Last week’s Courier Herald column:
Pete and Betty Hearn were regulars in our family’s Fayetteville Georgia hardware store when I was growing up. I don’t recall their main line of business, but one side operation they ran involved sharpening of saw blades for us and our customers.
They kept their business affairs direct and simple. It was amusing to hear someone in the store offer to put them on a house credit account, as most of our regulars operated. Their answer was always the same, and always succinct. “We pay cash”.
They were the type of people typical of rural Fayette county who had been born during or in the immediate aftermath of the Great Depression. They were hard working, plain spoken, and without pretense.
There was one topic, however, that they were willing to talk at length about. They loved to talk about their grandkids. Mrs. Betty was quite proud of being “Nanny”.
My Dad loved to talk about his kids – often right in front of us. My sisters, each of whom worked the counter at our store at some point, were often in earshot of these conversations, as my Dad would brag on their/our school accomplishments.
Mr. Pete and Mrs. Betty had at least one granddaughter that always seemed to be doing at least as much, maybe more. I’m aware at times that my sisters began to take these conversations as some sort of competition.
Time moved on. We sold the store. Eventually I moved on from Fayette County, but where you grew up and the people you were around never really leave you.
A few years ago I was at an event with the Georgia House Republican caucus. One of the new members, Representative Bonnie Rich of Gwinnett County introduced herself. We began talking and eventually realized we knew each other from our high school days. She had been friends of a good friend, and we had hung out several times when we were nearing graduation.
A bit more reminiscing about our three decades’ younger selves triggered a hardware store memory, and she brought up her grandparents who were likely our customers.

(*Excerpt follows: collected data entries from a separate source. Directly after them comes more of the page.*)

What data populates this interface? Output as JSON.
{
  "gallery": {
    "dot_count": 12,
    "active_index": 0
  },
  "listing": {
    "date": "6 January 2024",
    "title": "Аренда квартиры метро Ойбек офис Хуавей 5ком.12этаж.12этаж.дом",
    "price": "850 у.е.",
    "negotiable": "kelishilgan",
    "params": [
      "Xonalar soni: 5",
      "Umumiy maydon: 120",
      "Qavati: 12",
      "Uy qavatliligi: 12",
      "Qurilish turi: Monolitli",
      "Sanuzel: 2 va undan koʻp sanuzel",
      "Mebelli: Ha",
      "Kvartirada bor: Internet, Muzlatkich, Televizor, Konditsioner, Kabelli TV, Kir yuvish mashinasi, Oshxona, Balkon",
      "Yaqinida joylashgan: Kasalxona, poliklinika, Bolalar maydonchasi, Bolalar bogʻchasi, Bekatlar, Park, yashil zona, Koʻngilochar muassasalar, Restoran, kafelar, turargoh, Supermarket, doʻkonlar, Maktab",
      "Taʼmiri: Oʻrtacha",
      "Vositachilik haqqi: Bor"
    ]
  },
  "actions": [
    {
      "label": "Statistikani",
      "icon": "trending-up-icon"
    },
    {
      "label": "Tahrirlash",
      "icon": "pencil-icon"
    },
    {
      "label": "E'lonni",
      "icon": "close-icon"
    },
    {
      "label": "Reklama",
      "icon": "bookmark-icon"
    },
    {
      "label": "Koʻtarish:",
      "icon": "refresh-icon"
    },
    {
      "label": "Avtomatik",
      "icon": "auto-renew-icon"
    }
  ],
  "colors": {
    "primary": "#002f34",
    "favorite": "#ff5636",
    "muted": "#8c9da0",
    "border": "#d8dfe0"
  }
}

She started with the briefest of descriptions before I interrupted with “Pete and Betty Hearn!”. This was not a connection either of us had made years earlier.
It turns out that the Hearn’s prognostications had been correct. Bonnie had become a lawyer, wife, mother of two, and eventually, a State Representative. She was then given the somewhat thankless task of being Chairman of the Reapportionment Committee.
For those who still don’t understand the redistricting process and only view it as a partisan exercise, it’s not the job where friendships are made. The media and minority party only see the surface, where the party in power uses the legally mandated process to their own advantage.
What is not seen is that within the majority caucuses, the House and Senate reapportionment chairs have to attempt to herd cats while their own members are openly willing to stab each other in the front to preserve or advance their own political existence and ambitions.
This is a multi-year process where no one ever seems to be happy, even when the maps become law. Because everything is always subject to partisan lawsuits, she can now expect to be a defendant or witness in legal challenges for some time to come.
Still, her colleagues thought enough of her work to elect her Chairman of the Republican Caucus at the beginning of this election year. While this is a coveted and usually competitive election, her colleagues nominated and elected her by acclimation.
A few months later, when qualifying began under new maps, another Republican House member who had previously announced that he would not seek re-election changed his mind. Two incumbents were in one district. Only one could return. When the primary was over, voters determined it would not be Rich.
I had a bit of time over Thanksgiving to spend back in South Metro Atlanta, and had some discussions about those who have served our state in various capacities, completing thankless but necessary tasks. Too many of them go unrecognized for the effort, and unthanked for the personal and professional costs for doing what must be done.
Being the “work horse” and not a show horse isn’t always the thing that resonates in partisan primaries. It’s the kind of work ethic and results, however, that would have made Nanny proud.